Con la fama vennero anche gli onori e gli oneri. Nel 1801 Volta presenta la Pila all’Institut de France alla presenza dell’allora Primo Console Napoleone Buonaparte che lo onora della medaglia d’oro.
Successivamente, diventato Imperatore, Napoleone lo nomina Senatore del neocostituito Regno d’Italia (1809) e successivamente lo insignisce del titolo di Conte (1810).
Ma Volta era sostanzialmente un uomo semplice e schivo. Nel 1801 scriverà da Parigi alla famiglia:
“In mezzo a tante cose che devono certo farmi piacere, e che sono fin troppo lusinghiere, io non m’invanisco a segno di credermi più di quello che sono; e alla vita agiata da una vana gloria preferisco la tranquillità e dolcezza della vita domestica”.
Volta mostra la pila a Napoleone
(tela di Giuseppe Bertini, 1897, conservata nel Tempio Voltiano a Como)

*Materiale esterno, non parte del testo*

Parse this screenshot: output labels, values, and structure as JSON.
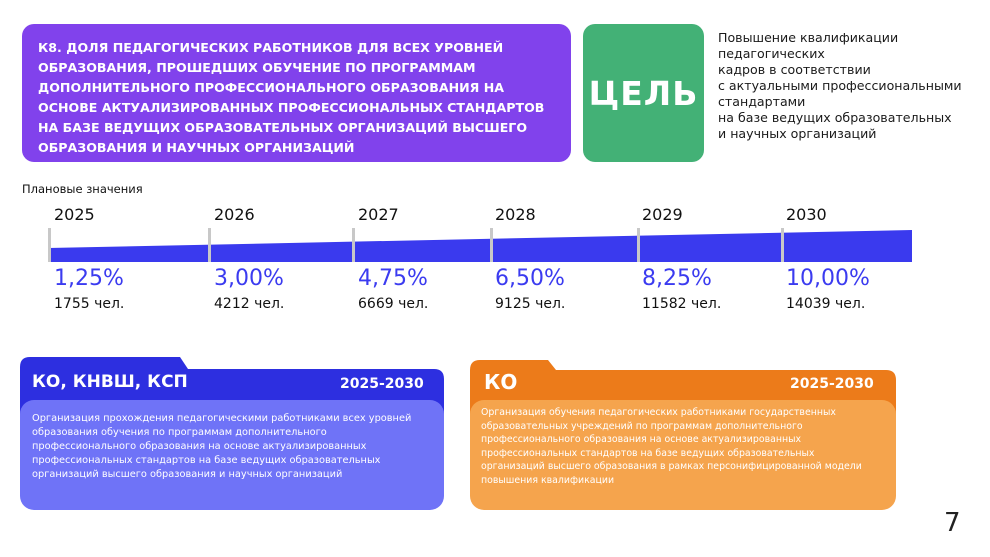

Volta si era sposato nel 1794, ormai quasi cinquantenne, con donna Teresa Peregrini, da cui ebbe tre figli maschi.
Dopo l’invenzione della Pila, in parte per gli impegni politici, in parte per l’attaccamento alla famiglia, Volta praticamente abbandona l’attività di ricerca e, quasi del tutto, la didattica. Nel 1804 chiede e ottiene di essere sostituito nella docenza, ma l’anno successivo, aderendo a un invito cordiale quanto fermo dello stesso Imperatore, riassume l’insegnamento, seppur limitato a poche lezioni all’anno.
Il distacco finale dall’insegnamento avviene nel 1813, ma il governo imperiale prima e quello austriaco poi, per non privare l’Ateneo dei preziosi servigi del grande fisico, lo nominano Direttore della Facoltà di Filosofia, carica che Volta accetta ben volentieri per poter seguire i figli durante i loro studi universitari.
Nel 1814, oltre alla delusione per la caduta di Napoleone, è colpito da una grave disgrazia familiare: la morte improvvisa del figlio prediletto Flaminio.
Nel 1819 si ritira definitivamente nella casa di campagna a Camnago, dove muore il 3 marzo 1827.